And not 3 or 13. Albert Einstein was known for distinguishing 5 different things with one view (whereas most of us dabble around 3). Yet the most successful number for distinguishing differences is 7. Take music, for example, the most widespread “language” across the world. Some 80% of all music is based on a 7-tone scale. There are other scales, like 5-tone (as in Irish music) or 12-tone (as in modern classic), but the lower the number, the more appealing the music is. 5-tone is very popular. But the majority of listeners wants more variation, modes, and melody complexity. So that’s why 7-tone music is the most popular. However, above 7 tones, the air gets a little thin. In 12-tone scales, very few listeners find an emotional core. Most simply switch off.
But if you write nice music using 7 tones, you can be sure you will not lack an audience. If, in addition, you play around with 7 different modes, you will be able to fulfil the musical dreams of nearly everyone.
It is kind of funny that this harmonizes with the results of our learning logic, as we use it in AI applications. Human perception goes like this: when it comes to finding the most efficient set of data, you are not at the end until you have reached something around 7. You may even be able to drive it down to 5, but never lower, and you rarely find a set of 12, and never above.
Funny, isn’t it? It doesn’t tell us anything about the reality around us, but something about the perception of the home computer that we all carry with us. It can do many things, but in terms of distinguishing, it is short sighted.
It also tells a story about Big Data. Dear CIO, if you haven’t identified your set of 7, you can’t manage your data – except for storing it. For instance, if you cannot decide what is trash (which, as everybody knows, is about 99% of data), you have to store it until someone decides. But because you need all your power to store the trash, you don’t find time to identify your value set of 7.
At this point, a friend of mine, who manages a data warehouse, interrupts: ‘All I can do is store the data that comes in. I am not paid to decide what to throw away. This is what others on a higher level need to take responsibility for.’ And who is that? There are usually many theories, but nobody knows for sure who is responsible. And in the end nobody takes a decision.

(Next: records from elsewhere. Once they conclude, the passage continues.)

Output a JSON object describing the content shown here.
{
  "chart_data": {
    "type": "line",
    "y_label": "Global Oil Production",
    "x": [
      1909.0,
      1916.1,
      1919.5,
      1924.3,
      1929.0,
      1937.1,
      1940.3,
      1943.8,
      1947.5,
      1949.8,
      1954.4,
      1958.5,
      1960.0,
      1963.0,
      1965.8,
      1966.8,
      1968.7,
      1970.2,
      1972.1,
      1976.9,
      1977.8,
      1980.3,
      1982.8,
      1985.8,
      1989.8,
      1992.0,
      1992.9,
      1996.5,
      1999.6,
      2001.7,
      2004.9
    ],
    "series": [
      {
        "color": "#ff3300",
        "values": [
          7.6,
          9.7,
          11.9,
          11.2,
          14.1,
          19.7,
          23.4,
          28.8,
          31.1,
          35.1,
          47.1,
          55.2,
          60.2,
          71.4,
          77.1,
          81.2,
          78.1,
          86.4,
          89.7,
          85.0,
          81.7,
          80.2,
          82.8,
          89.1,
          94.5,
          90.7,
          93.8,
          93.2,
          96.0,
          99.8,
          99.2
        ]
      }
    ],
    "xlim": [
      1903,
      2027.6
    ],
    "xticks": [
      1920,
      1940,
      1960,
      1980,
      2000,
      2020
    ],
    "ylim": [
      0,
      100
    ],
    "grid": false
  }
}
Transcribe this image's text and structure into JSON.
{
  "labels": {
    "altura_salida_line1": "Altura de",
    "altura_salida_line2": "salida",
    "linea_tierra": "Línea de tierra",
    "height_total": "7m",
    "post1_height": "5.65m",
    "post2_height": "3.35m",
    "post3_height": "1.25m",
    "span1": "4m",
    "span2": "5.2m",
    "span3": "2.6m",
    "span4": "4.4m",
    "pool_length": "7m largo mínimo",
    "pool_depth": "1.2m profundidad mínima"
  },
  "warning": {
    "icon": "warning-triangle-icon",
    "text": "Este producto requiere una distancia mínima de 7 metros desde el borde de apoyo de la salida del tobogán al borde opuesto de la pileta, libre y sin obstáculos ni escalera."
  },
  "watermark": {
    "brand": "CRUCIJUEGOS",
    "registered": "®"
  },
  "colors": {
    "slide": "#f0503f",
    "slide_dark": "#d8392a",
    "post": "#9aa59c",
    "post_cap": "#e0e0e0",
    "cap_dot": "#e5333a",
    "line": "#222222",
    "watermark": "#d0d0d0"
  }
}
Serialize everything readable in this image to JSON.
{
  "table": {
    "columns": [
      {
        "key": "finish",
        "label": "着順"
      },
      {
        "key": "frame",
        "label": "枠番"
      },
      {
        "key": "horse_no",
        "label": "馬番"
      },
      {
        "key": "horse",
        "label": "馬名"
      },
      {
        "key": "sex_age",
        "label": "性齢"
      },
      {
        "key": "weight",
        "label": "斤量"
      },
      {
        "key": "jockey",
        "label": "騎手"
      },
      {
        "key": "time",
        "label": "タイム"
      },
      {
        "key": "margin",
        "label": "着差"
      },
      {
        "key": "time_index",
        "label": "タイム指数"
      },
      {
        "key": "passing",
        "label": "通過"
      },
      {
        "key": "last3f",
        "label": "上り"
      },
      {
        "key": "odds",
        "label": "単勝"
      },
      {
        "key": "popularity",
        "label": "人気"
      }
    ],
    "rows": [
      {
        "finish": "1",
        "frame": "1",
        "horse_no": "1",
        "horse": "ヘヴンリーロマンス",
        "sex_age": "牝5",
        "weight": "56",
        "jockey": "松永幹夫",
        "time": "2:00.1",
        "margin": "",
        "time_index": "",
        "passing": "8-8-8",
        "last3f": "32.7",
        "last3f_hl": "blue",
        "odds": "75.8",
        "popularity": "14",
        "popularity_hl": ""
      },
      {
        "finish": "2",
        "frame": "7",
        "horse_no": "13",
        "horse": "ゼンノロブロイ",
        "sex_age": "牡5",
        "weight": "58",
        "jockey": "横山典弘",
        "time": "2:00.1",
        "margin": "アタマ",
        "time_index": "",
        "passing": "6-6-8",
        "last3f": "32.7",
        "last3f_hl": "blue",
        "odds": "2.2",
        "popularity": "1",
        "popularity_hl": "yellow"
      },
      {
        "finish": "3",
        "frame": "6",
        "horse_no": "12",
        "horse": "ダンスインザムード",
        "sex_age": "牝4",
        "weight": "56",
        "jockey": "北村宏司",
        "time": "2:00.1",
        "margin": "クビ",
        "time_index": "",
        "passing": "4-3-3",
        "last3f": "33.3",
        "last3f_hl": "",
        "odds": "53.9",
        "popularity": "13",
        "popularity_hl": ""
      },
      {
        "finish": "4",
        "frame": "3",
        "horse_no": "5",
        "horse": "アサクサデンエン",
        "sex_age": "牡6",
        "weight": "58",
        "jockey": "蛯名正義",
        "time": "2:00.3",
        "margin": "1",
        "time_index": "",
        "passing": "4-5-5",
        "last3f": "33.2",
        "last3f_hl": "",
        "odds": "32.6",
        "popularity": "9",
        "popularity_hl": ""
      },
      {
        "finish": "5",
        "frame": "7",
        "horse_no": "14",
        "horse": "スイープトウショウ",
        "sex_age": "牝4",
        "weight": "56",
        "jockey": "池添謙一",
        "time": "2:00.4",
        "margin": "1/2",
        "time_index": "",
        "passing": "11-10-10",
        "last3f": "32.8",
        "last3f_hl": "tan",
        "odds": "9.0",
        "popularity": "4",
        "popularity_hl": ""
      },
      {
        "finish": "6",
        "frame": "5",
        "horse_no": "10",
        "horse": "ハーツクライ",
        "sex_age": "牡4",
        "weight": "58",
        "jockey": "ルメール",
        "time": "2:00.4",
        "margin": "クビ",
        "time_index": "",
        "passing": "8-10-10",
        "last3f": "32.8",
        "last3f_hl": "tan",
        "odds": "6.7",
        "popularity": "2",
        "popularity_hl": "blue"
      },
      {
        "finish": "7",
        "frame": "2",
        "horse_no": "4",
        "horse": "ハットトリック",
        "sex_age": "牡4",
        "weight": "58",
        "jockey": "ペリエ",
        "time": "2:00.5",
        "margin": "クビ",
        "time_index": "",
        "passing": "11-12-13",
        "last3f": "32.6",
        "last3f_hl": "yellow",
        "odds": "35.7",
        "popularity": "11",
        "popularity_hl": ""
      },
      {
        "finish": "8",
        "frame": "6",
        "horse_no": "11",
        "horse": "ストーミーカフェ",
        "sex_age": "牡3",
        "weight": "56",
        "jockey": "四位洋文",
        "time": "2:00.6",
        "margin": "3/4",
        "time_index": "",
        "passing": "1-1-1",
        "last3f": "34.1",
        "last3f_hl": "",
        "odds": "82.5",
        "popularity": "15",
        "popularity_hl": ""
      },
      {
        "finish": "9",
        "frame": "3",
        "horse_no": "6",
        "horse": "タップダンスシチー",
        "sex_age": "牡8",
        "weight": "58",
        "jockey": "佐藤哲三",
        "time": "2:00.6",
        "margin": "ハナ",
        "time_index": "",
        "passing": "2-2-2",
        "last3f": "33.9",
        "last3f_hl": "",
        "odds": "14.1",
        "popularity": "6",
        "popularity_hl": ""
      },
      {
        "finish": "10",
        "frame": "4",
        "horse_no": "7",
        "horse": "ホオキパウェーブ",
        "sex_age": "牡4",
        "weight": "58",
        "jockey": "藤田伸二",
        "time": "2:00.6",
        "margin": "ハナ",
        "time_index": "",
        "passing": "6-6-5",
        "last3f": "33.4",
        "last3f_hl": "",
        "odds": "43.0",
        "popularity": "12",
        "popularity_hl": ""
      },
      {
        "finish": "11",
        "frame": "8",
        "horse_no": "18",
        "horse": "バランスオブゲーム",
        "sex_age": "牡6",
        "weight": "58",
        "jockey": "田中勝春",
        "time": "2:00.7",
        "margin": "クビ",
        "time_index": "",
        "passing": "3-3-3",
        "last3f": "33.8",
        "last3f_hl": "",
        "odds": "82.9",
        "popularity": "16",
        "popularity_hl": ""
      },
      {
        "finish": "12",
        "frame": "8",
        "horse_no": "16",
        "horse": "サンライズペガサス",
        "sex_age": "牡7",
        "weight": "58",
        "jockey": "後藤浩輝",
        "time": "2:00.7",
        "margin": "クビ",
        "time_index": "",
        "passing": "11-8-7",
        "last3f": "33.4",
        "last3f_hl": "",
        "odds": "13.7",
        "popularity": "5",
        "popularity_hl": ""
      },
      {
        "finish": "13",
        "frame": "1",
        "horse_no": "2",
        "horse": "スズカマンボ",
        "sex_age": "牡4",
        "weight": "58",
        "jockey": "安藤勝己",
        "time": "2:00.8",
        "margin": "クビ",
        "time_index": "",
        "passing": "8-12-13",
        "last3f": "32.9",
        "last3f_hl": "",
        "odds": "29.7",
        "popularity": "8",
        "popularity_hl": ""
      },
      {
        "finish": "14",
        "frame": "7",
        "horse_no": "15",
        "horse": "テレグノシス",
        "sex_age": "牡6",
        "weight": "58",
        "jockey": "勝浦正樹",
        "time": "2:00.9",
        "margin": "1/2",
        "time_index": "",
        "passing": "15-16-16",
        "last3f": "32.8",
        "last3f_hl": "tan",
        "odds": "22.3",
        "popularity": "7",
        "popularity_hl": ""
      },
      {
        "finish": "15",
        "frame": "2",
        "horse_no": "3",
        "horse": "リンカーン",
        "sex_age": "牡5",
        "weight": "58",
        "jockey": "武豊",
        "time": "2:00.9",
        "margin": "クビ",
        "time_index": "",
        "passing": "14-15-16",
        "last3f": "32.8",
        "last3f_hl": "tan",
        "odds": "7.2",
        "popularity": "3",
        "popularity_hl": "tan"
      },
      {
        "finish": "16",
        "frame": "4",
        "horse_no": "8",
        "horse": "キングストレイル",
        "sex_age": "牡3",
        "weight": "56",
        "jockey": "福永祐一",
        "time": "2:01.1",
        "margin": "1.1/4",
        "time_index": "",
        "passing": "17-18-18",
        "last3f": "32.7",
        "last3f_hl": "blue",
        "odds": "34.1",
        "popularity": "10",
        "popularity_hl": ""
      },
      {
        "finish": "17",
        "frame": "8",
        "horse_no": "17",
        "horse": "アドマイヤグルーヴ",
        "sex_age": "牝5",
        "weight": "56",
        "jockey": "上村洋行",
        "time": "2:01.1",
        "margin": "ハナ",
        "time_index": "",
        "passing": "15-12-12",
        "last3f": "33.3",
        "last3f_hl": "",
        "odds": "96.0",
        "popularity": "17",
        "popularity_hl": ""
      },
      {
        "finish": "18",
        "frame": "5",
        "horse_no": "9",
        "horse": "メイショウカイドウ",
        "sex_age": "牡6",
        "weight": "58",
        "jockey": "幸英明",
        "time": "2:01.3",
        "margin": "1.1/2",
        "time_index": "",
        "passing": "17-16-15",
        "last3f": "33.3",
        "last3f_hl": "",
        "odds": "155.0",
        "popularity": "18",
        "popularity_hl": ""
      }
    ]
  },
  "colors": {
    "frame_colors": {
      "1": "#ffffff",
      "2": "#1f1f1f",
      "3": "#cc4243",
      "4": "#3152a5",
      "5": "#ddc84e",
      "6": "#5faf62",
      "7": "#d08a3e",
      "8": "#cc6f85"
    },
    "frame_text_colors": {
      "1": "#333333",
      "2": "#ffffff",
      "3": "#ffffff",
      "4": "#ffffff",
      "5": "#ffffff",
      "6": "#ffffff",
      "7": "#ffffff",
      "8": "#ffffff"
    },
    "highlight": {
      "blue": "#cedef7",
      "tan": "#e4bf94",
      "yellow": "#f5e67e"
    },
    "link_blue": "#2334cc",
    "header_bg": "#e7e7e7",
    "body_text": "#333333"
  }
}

What sort of “creatures of the night” are hiding in the data? The non-walking undead, undiscovered and non-existing; the shadow world of trash in modern customer warehouses. A final comment from my data warehouse friend: ‘in 4000 years, archaeologists will dive into the data and take a look at us!’ Indeed, on the black market, few things are more appreciated than dinosaur droppings. Let’s produce more of it for the sake of generations to come!
Or let’s make peace with the fact that there is no sense where we don’t look for it; so we should be happy with our 7 because we simply can’t make sense of everything.